Палитра его пороков
– Спасибо, – вздыхает девочка.
Элина, значит. Эля.
– Больше так не делайте. Не покупайте ей ничего. И не говорите. Она просто ребенок и не должна ничего видеть.
– Я сам решу, что мне делать. Про опеку я не шутил, если что.
– Подонок.
– Зато с баблом. Заказ забрать можно, Евгения Михайловна?
Они возвращаются к ее столу, и Сергей получает на руки свой рисунок. Медлит, нарочито неспешно развязывает ленту.
Черт. Это сильнее него. Сдерживать возбуждение просто нереально. Она не рисует, она дразнит. И каждый раз бунтует. Не может протестовать открыто, не хватает сил и характера, но каждый раз привносит в рисунок что-то, что так и кричит "Я не твоя! Я тебе не принадлежу!".
– Я, вроде, заказывал черно-белый.
– Я художник. Я так вижу.
Он смеется.
Зато грудь нарисовала. Одна рука закрывает сосок, а второй хорошо видно и так и тянет снова попробовать на вкус, заставить затвердеть.
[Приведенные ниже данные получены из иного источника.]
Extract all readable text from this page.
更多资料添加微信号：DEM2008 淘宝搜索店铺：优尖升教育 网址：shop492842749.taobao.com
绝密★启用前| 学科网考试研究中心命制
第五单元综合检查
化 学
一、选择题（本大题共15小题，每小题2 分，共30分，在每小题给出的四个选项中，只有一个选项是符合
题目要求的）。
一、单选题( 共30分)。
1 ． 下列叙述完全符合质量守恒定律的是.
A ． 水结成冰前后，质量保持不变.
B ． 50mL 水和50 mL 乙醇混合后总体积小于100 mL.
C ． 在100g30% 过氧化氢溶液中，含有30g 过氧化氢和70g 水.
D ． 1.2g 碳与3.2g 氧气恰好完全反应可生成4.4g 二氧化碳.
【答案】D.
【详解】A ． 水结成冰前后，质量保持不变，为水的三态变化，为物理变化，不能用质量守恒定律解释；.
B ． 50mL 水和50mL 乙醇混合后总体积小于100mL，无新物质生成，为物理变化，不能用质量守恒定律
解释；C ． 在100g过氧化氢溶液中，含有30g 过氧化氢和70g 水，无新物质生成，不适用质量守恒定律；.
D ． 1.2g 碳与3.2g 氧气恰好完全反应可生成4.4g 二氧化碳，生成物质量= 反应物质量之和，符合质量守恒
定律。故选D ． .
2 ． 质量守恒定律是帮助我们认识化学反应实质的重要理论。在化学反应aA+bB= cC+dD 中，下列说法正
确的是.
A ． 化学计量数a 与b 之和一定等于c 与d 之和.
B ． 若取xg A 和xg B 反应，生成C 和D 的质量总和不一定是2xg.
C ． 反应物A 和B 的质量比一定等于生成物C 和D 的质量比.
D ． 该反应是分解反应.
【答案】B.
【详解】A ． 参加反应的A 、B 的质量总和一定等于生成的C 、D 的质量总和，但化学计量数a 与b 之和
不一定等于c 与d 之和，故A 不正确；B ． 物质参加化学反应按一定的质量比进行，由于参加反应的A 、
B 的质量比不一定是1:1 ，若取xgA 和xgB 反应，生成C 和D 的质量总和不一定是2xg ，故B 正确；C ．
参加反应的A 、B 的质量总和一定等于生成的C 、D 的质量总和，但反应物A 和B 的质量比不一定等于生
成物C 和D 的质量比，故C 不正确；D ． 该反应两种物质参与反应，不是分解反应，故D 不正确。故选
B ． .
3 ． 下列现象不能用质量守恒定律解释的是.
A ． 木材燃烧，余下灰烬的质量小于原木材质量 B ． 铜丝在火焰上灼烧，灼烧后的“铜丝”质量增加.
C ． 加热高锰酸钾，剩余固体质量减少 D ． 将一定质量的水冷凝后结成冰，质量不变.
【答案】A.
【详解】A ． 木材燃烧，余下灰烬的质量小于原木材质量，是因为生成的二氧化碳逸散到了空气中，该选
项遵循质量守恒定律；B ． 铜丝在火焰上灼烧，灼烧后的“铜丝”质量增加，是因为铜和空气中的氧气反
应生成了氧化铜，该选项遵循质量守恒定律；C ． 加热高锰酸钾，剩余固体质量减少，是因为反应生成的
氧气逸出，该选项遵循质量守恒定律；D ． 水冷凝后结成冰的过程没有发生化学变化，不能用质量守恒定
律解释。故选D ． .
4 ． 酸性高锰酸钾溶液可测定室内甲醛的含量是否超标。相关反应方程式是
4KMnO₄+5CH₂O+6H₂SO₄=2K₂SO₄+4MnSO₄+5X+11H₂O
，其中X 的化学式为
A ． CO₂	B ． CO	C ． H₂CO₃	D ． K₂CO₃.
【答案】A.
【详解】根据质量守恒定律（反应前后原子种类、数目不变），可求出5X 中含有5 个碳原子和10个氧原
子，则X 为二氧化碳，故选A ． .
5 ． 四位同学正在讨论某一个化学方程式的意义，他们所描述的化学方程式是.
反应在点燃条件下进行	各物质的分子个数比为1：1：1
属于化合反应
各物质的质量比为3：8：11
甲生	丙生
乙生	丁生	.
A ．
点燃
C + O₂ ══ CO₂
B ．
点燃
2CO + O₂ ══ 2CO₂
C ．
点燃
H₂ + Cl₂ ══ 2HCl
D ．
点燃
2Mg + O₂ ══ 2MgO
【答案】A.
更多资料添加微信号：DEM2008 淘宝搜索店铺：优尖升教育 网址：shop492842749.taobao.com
Ему даже платить ей нравится. Не взять не может, а брать деньги унизительно и тяжело. Колеблется. Смотрит на свою Элину, стискивает зубы и берет две купюры, убирает их в карман.
Что-то изменилось, и не в лучшую сторону. Похоже, появилась нужда в деньгах. Он хорошо умеет различать оттенки эмоций, взгляды. Как ни странно, обычно мужчины довольно твердолобы. Но невозможно не заметить, как она ждет. И не просто ждет, когда он уйдет, оставит ее в покое. А ждет и нервничает. Попросит еще рисунок? С одной стороны нет, мечтает, чтобы он ушел. С другой надеется.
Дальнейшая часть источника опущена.